As one of Le's characters says in the opening story, "You could totally exploit the Vietnamese thing. But instead, you choose to write about lesbian vampires and Colombian assassins and Hiroshima orphans -- and New York painters with hemorrhoids." Ditto.

To read the full NYTimes review, click here.

Jhumpa Lahiri as Subtle as Her Writing

Thumbnail image for Jhumpa Lahiri.jpg
The gallery was packed, and even though I made sure to get to the Swedish American Museum half an hour early, I had trouble finding a seat. Man, I was excited to see Jhumpa Lahiri read from her new book, "Unaccustomed Earth." I'd never attended a reading before, and didn't quite know what to expect.
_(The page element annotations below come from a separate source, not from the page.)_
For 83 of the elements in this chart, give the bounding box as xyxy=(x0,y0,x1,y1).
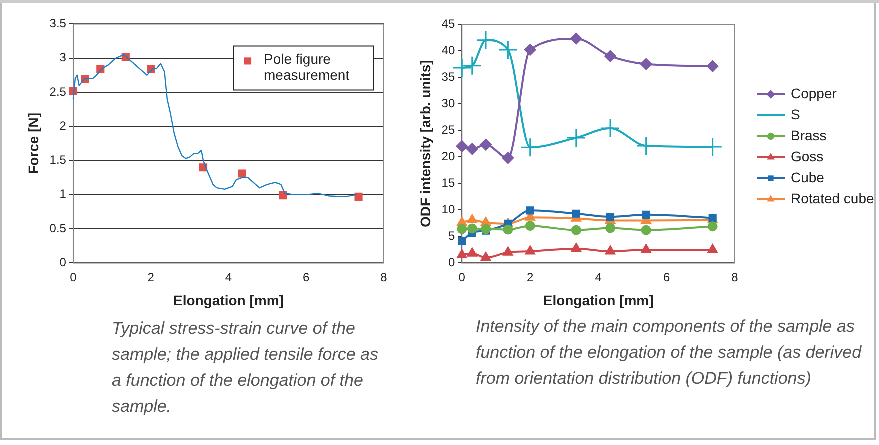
y-tick-label: 3 xyxy=(60,50,67,65)
y-tick-label: 20 xyxy=(442,149,456,164)
x-axis-title: Elongation [mm] xyxy=(174,292,284,308)
point xyxy=(642,210,650,219)
y-tick-label: 40 xyxy=(442,43,456,58)
point xyxy=(467,214,478,224)
point xyxy=(566,128,586,148)
y-axis-title: ODF intensity [arb. units] xyxy=(417,60,434,228)
point xyxy=(524,44,536,56)
point xyxy=(641,225,652,236)
point xyxy=(641,244,652,254)
point xyxy=(498,40,518,60)
point xyxy=(480,138,492,151)
point xyxy=(238,170,246,178)
legend-label: Rotated cube xyxy=(791,190,874,206)
point xyxy=(502,152,514,164)
point xyxy=(502,246,514,256)
x-tick-label: 0 xyxy=(70,270,78,285)
x-tick-label: 6 xyxy=(663,270,670,285)
y-axis-title: Force [N] xyxy=(25,112,42,174)
point xyxy=(466,143,478,156)
x-tick-label: 6 xyxy=(303,270,310,285)
point xyxy=(570,32,582,45)
point xyxy=(606,223,616,234)
point xyxy=(525,246,536,255)
x-tick-label: 2 xyxy=(148,270,155,285)
y-tick-label: 25 xyxy=(442,122,456,137)
point xyxy=(706,60,719,72)
point xyxy=(456,140,468,152)
y-tick-label: 30 xyxy=(442,96,456,110)
y-tick-label: 1.5 xyxy=(50,153,67,168)
x-axis-title: Elongation [mm] xyxy=(543,292,654,308)
y-tick-label: 0.5 xyxy=(50,221,67,236)
point xyxy=(604,50,617,62)
point xyxy=(636,136,656,156)
point xyxy=(279,192,288,200)
point xyxy=(458,237,466,246)
y-tick-label: 1 xyxy=(60,187,67,202)
point xyxy=(520,138,540,158)
x-tick-label: 0 xyxy=(458,270,466,285)
legend-label: S xyxy=(791,106,800,122)
point xyxy=(457,224,468,234)
point xyxy=(606,213,615,222)
point xyxy=(480,252,492,262)
y-tick-label: 3.5 xyxy=(50,16,67,31)
y-tick-label: 2 xyxy=(60,118,67,133)
point xyxy=(481,224,492,234)
legend-label: Copper xyxy=(791,85,838,102)
point xyxy=(571,225,582,236)
y-tick-label: 15 xyxy=(442,176,456,190)
x-tick-label: 8 xyxy=(380,270,388,285)
point xyxy=(526,206,534,215)
point xyxy=(467,248,478,257)
y-tick-label: 10 xyxy=(442,202,456,216)
x-tick-label: 4 xyxy=(225,270,232,285)
point xyxy=(456,249,468,258)
y-tick-label: 0 xyxy=(60,256,67,270)
x-tick-label: 4 xyxy=(595,270,602,285)
point xyxy=(708,244,718,254)
text: Intensity of the main components of the sample as function of the elongation of the sample (as derived from orientation distribution (ODF) functions) xyxy=(476,316,863,390)
x-tick-label: 2 xyxy=(527,270,534,285)
legend-label: Pole figure measurement xyxy=(264,51,350,84)
point xyxy=(708,222,718,232)
point xyxy=(572,210,580,218)
point xyxy=(571,242,582,252)
point xyxy=(525,221,536,232)
point xyxy=(503,224,514,235)
legend-label: Brass xyxy=(791,127,827,144)
point xyxy=(467,224,478,234)
y-tick-label: 0 xyxy=(448,256,456,270)
point xyxy=(605,246,616,255)
legend-label: Cube xyxy=(791,169,825,186)
point xyxy=(354,192,363,201)
y-tick-label: 35 xyxy=(442,70,456,84)
y-tick-label: 2.5 xyxy=(50,84,67,99)
y-tick-label: 45 xyxy=(442,16,456,31)
point xyxy=(476,30,496,50)
x-tick-label: 8 xyxy=(732,270,739,285)
legend-label: Goss xyxy=(791,148,824,164)
point xyxy=(640,58,652,70)
y-tick-label: 5 xyxy=(448,228,456,243)
point xyxy=(600,118,620,138)
text: Typical stress-strain curve of the sample; the applied tensile force as a function of the elongation of the sample. xyxy=(112,318,380,418)
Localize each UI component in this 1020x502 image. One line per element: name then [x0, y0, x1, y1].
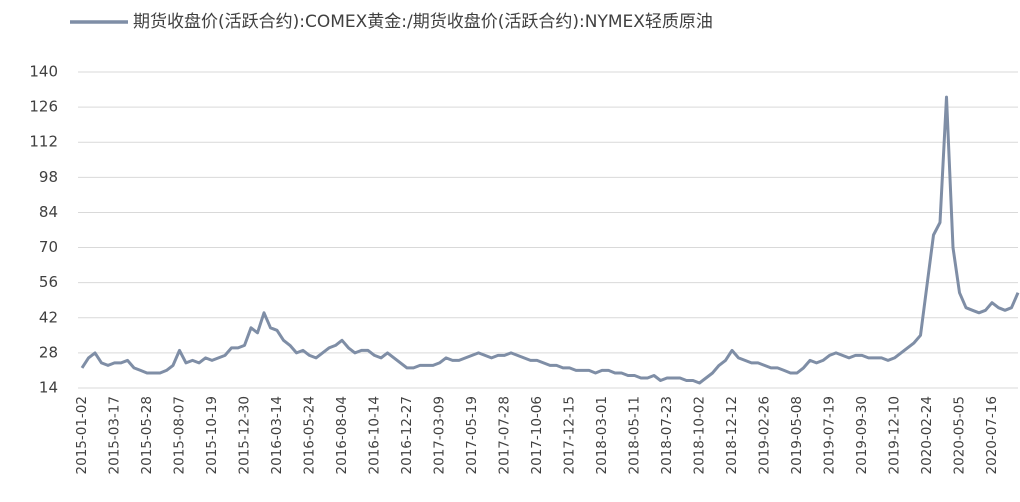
x-tick-label: 2017-05-19: [464, 396, 480, 474]
x-tick-label: 2018-12-12: [724, 396, 740, 474]
y-tick-label: 126: [29, 98, 58, 116]
x-tick-label: 2016-03-14: [269, 396, 285, 474]
x-tick-label: 2020-05-05: [952, 396, 968, 474]
x-tick-label: 2017-10-06: [529, 396, 545, 474]
y-tick-label: 42: [39, 308, 58, 326]
x-tick-label: 2017-12-15: [562, 396, 578, 474]
x-tick-label: 2016-05-24: [302, 396, 318, 474]
y-tick-label: 56: [39, 273, 58, 291]
y-tick-label: 70: [39, 238, 58, 256]
x-tick-label: 2015-05-28: [139, 396, 155, 474]
x-tick-label: 2015-08-07: [172, 396, 188, 474]
x-tick-label: 2019-05-08: [789, 396, 805, 474]
x-tick-label: 2015-10-19: [204, 396, 220, 474]
x-tick-label: 2019-07-19: [822, 396, 838, 474]
y-tick-label: 28: [39, 343, 58, 361]
y-tick-label: 14: [39, 379, 58, 397]
x-tick-label: 2020-07-16: [984, 396, 1000, 474]
x-tick-label: 2018-03-01: [594, 396, 610, 474]
x-tick-label: 2016-12-27: [399, 396, 415, 474]
y-tick-label: 98: [39, 168, 58, 186]
series-line: [80, 95, 1020, 385]
x-tick-label: 2017-07-28: [497, 396, 513, 474]
x-tick-label: 2020-02-24: [919, 396, 935, 474]
x-tick-label: 2016-10-14: [367, 396, 383, 474]
x-tick-label: 2016-08-04: [334, 396, 350, 474]
x-tick-label: 2018-10-02: [692, 396, 708, 474]
y-tick-label: 140: [29, 63, 58, 81]
legend-label: 期货收盘价(活跃合约):COMEX黄金:/期货收盘价(活跃合约):NYMEX轻质…: [133, 12, 713, 32]
y-tick-label: 112: [29, 133, 58, 151]
x-tick-label: 2018-07-23: [659, 396, 675, 474]
x-tick-label: 2015-12-30: [237, 396, 253, 474]
x-tick-label: 2019-12-10: [887, 396, 903, 474]
x-tick-label: 2019-09-30: [854, 396, 870, 474]
x-tick-label: 2015-01-02: [74, 396, 90, 474]
x-tick-label: 2015-03-17: [107, 396, 123, 474]
x-tick-label: 2018-05-11: [627, 396, 643, 474]
y-tick-label: 84: [39, 203, 58, 221]
x-tick-label: 2019-02-26: [757, 396, 773, 474]
x-tick-label: 2017-03-09: [432, 396, 448, 474]
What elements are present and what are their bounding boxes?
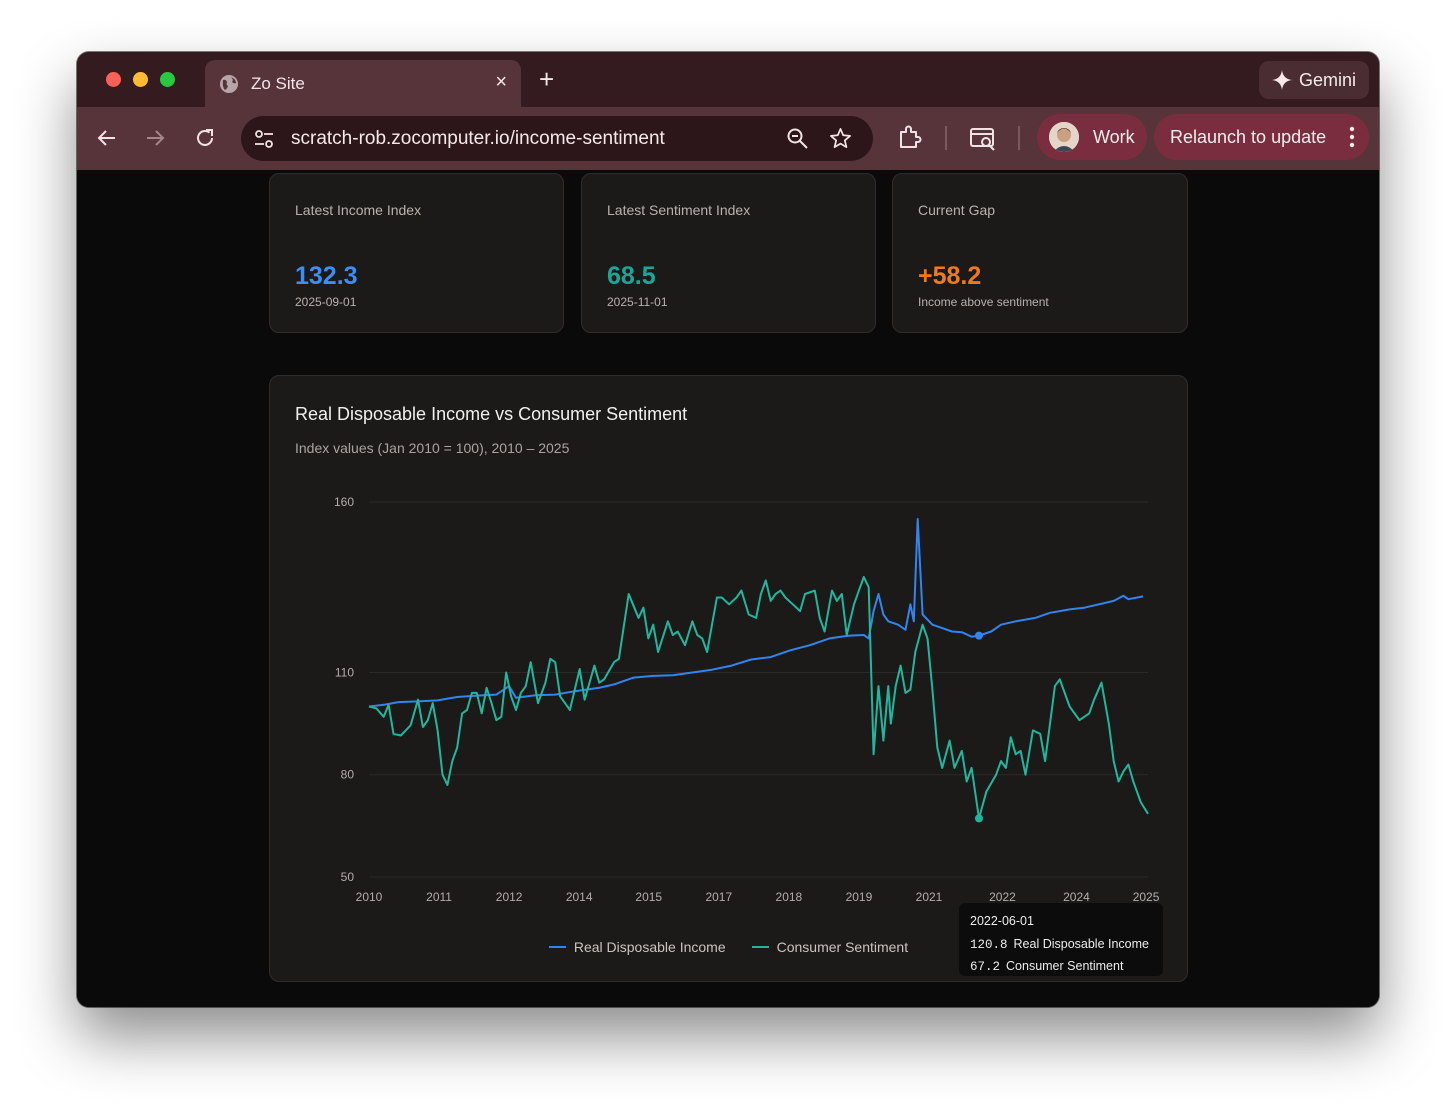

The day it was available I had rushed over to the indie bookstore near my office and preened the shelf for the nicest looking copy there, gushing to the bookseller about how excited I was that they were hosting a reading the next week. She seemed less than ecstatic, giving me a polite smile as she rang up the sage hardcover.

Still, I was concerned about the other Lahiri fans who would be in attendance. Would they, too, be wearing shirts with Lahiri's face printed on the front? Would a neon or black posterboard stand out better? Should I be the one who coordinated the synchronized "We love Lahiri!" shouts from the audience?